Le Gashaka Biodiversity Project est en fait la renaissance récente de l’ancien Gashaka Primate Project, un travail de recherche en primatologie basé à Kwano, terre de forêt tropicale abandonnée située à l’intérieur du parc, au pied des 1 500 mètres du plateau de Mambila. Le Gashaka Primate Project représentait le fruit d’un travail collaboratif entre le parc et le University College de Londres qui faisait venir des dizaines d’étudiants du Nigeria et de l’étranger chaque année.
Rébellion locale contre le parc
Comme de nombreux parcs en Afrique sub-saharienne, Gashaka-Gumti doit faire face à diverses menaces. L’une des principales menaces vient du financement très faible pour gérer l’administration et l’infrastructure du parc. Une autre des ces menaces vient de la pression exercée par la population de la région de Serti, par les huit enclaves plus petites dans le parc, et par les communautés vivant en dehors des limites du parc.
La situation s’est aggravée avec l’arrivée de réfugiés fuyant l’insurrection dans le nord-est du Nigeria et d’éleveurs nomades venant de régions touchées par la sécheresse dans le Sahel du Nigeria, du Niger et du Tchad. Comme ils ont perdu leurs pâturages à cause de la désertification et de l’insurrection, ces nomades traditionnels ont pris la route du sud avec leur bétail, formant une marée humaine sans précédent. Les rencontres entre ces nomades, n’ayant pas de foyer et toujours armés, finissent souvent par faire des victimes dans le camp des gardes-forestiers. Rien que l’année dernière, deux gardes-forestiers ont été tués par les nomades.
De plus, il semble qu’une rébellion ait émergé au sein des communautés du Parc national de Gashaka-Gumti, celles-ci ont attendu pendant plus de vingt ans après la mise en place du parc que les retombées économiques de la conservation grâce au tourisme portent leurs fruits. Il y a eu très peu d’investissements dans les infrastructures touristiques, et de ce fait, il y a eu très peu de visiteurs, et, selon les communautés, les désagréments causés par le parc sont plus importants que n’importe quel bénéfice économique qu’il pourrait faire.
Par exemple, la protection du parc empêche les véhicules commerciaux d’y circuler librement, ce qui complique grandement les choses pour les habitants du parc.
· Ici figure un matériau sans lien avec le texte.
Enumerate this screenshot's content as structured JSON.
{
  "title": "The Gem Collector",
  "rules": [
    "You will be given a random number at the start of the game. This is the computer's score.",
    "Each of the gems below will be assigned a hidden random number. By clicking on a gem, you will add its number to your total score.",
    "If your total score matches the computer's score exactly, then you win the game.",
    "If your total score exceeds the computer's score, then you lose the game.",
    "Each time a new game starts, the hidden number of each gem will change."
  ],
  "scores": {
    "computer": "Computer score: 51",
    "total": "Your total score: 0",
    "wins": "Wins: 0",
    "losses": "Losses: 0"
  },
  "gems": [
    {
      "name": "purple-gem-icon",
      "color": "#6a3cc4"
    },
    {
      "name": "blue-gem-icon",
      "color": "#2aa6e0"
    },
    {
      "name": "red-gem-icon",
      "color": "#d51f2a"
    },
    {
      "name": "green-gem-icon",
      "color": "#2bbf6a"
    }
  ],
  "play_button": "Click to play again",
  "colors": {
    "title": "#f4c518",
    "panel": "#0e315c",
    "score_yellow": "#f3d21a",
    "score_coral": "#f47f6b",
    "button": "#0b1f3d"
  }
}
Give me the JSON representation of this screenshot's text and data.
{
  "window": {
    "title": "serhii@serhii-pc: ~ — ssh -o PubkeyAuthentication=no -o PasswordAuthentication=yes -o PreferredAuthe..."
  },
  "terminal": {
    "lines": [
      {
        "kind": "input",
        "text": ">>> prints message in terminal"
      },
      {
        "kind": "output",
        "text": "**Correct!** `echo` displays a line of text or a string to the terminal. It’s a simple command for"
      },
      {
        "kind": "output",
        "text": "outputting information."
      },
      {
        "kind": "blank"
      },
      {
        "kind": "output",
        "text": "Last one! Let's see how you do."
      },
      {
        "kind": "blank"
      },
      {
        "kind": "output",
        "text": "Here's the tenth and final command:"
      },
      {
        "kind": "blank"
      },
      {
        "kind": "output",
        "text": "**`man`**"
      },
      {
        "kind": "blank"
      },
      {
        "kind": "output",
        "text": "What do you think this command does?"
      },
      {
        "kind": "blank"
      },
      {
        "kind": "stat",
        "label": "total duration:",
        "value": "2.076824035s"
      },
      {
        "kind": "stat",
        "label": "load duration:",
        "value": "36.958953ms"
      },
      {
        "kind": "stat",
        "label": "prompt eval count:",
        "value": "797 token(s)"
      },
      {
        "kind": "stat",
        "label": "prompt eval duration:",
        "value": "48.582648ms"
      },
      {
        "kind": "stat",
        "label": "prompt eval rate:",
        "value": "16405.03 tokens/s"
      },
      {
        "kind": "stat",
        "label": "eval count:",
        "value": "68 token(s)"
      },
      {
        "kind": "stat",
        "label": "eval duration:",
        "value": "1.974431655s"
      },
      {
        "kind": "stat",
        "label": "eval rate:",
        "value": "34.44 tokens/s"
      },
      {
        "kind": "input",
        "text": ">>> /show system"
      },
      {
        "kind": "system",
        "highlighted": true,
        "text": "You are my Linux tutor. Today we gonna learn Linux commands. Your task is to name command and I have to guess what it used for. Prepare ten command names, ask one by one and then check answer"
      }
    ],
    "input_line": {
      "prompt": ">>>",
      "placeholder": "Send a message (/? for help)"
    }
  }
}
Il s’avère difficile d’évacuer les malades vers des dispensaires, et, de la même façon, il est difficile pour les agriculteurs autorisés à cultiver la terre dans le parc de transporter le surplus de récoltes vers les marchés de village pour les vendre.
Tout ceci vient s’ajouter à des conditions de vie difficiles dans le parc et ses alentours. Selon le zoo de Chester, le taux de pauvreté augmente considérablement, l’espérance de vie tourne autour de 40 ans et le taux de mortalité infantile est assez élevé. Aucun habitant des communautés enclavées n’a jamais fait d’études supérieures. Comme les politiciens locaux estiment que la faible population du parc est peu rentable en terme de votes, le développement de projets locaux parviennent rarement jusqu’à ces communautés.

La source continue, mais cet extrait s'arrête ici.